En términos contextuales, los currículos escolares deben estar centrados en la regeneración de la biosfera para incorporar en sus estudiantes saberes, sentires y haceres que cultiven la reconstrucción y recuperación ambiental de sus entornos. Esto incluye el estudio histórico de sus comunidades, saberes locales, características de sus ecosistemas, procesos productivos locales, impactos de las intervenciones humanas, zonas vulnerables y buenas prácticas de regeneración ambiental. Su implementación, por lo tanto, requiere de políticas educativas, currículos escolares y personal docente formado para impulsar un desarrollo regenerativo desde las escuelas.
Conclusiones y recomendaciones
La resiliencia es un constructo esencial en la prospectiva del cambio climático. Los cambios graduales del comportamiento térmico en el escenario de los próximos siglos permiten vislumbrar enormes presiones sobre los seres humanos al generarse transformaciones significativas en la biodiversidad de los ecosistemas, en los patrones de lluvias-temperaturas, ocurrencia de fenómenos atmosféricos extremos, nuevas enfermedades y plagas, y continuas migraciones climáticas de la población.
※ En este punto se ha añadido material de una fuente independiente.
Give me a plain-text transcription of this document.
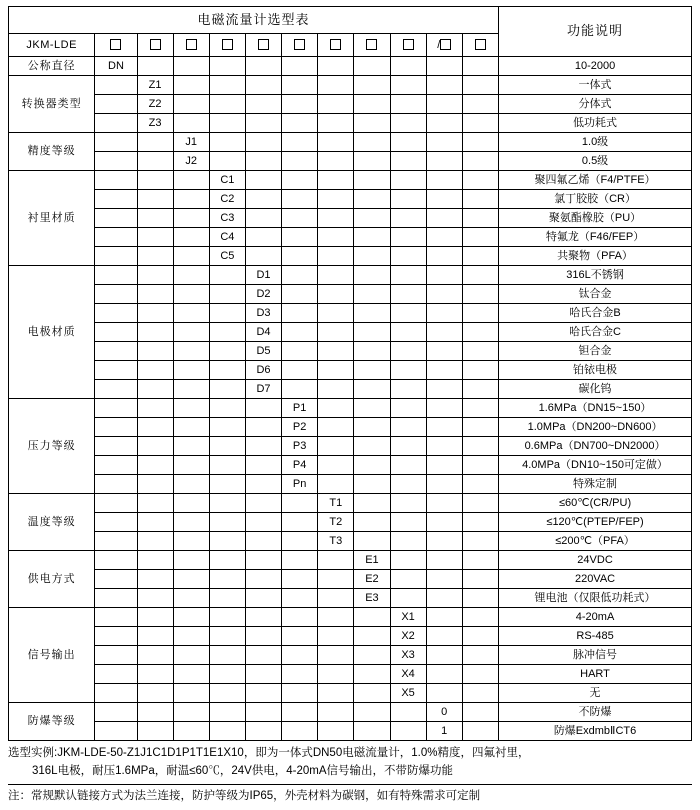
电磁流量计选型表												功能说明
JKM-LDE										/		
公称直径	DN											10-2000
转换器类型		Z1										一体式
		Z2										分体式
		Z3										低功耗式
精度等级			J1									1.0级
			J2									0.5级
衬里材质				C1								聚四氟乙烯（F4/PTFE）
				C2								氯丁胶胶（CR）
				C3								聚氨酯橡胶（PU）
				C4								特氟龙（F46/FEP）
				C5								共聚物（PFA）
电极材质					D1							316L不锈钢
					D2							钛合金
					D3							哈氏合金B
					D4							哈氏合金C
					D5							钽合金
					D6							铂铱电极
					D7							碳化钨
压力等级						P1						1.6MPa（DN15~150）
						P2						1.0MPa（DN200~DN600）
						P3						0.6MPa（DN700~DN2000）
						P4						4.0MPa（DN10~150可定做）
						Pn						特殊定制
温度等级							T1					≤60℃(CR/PU)
							T2					≤120℃(PTEP/FEP)
							T3					≤200℃（PFA）
供电方式								E1				24VDC
								E2				220VAC
								E3				锂电池（仅限低功耗式）
信号输出									X1			4-20mA
									X2			RS-485
									X3			脉冲信号
									X4			HART
									X5			无
防爆等级										0		不防爆
										1		防爆ExdmbⅡCT6
选型实例:JKM-LDE-50-Z1J1C1D1P1T1E1X10，即为一体式DN50电磁流量计，1.0%精度，四氟衬里，
316L电极，耐压1.6MPa，耐温≤60℃，24V供电，4-20mA信号输出，不带防爆功能
注：常规默认链接方式为法兰连接，防护等级为IP65，外壳材料为碳钢，如有特殊需求可定制
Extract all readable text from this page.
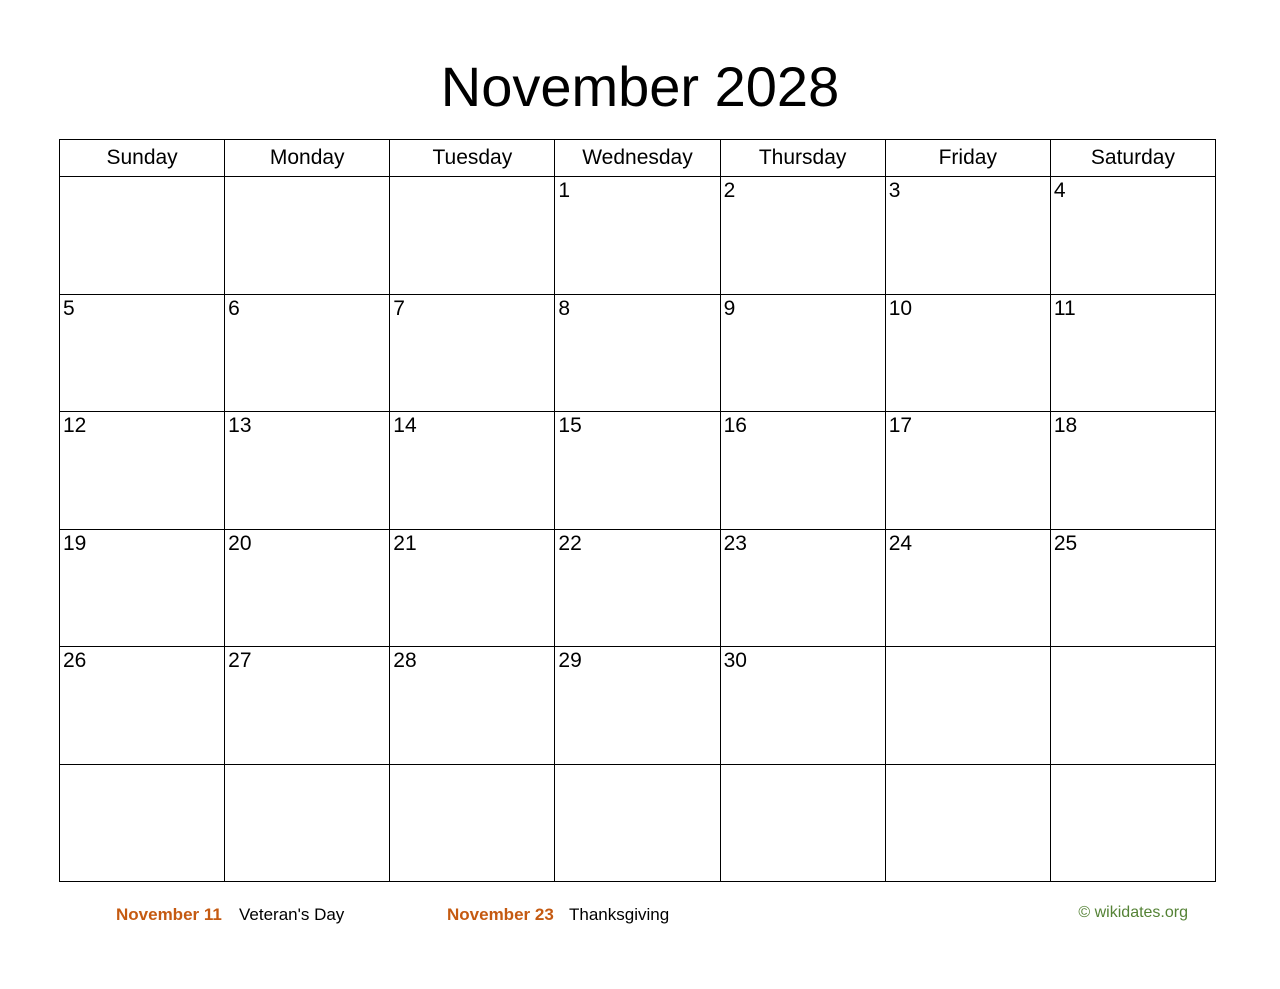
November 2028
Sunday	Monday	Tuesday	Wednesday	Thursday	Friday	Saturday

			1	2	3	4

5	6	7	8	9	10	11

12	13	14	15	16	17	18

19	20	21	22	23	24	25

26	27	28	29	30		

November 11 Veteran's Day	November 23 Thanksgiving	© wikidates.org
La escuela debe educar al estudiantado para potenciar las resiliencias biológicas, cognitivas y emocionales para vivir, producir y trascender en un planeta más caliente, más complejo y más incierto.
La regeneración ambiental es un concepto que está impulsando un nuevo modelo de desarrollo, el desarrollo regenerativo, basado en una estrategia por recuperar los ecosistemas afectados por las acciones antrópicas en los territorios. El papel de la escuela es central en la formación de sus estudiantes para regenerar el tejido ambiental y cultural de sus comunidades, para ello requiere de políticas, currículos y personal docente consciente y formado para implementar el desarrollo regenerativo desde sus aulas de clase.
La resiliencia humana y la regeneración ambiental son dos constructos, entre muchos, útiles para formar a la sociedad a sobrevivir en un planeta más caliente, y perturbado en sus procesos de equilibrio natural, y para emprender las acciones necesarias de regeneración ambiental que recupere los tejidos de la biosfera destruidos por las acciones entrópicas de los modelos de desarrollo implementados.
Derivado de las reflexiones de los autores de este ensayo es recomendable profundizar sobre la aplicación pedagógica de los constructos en discusión, la formulación de políticas educativas, su implementación en los sistemas de organización escolar, en los currículos escolares, en las prácticas pedagógicas de docentes y en los proyectos educativos institucionales y de aula de los diferentes niveles educativos.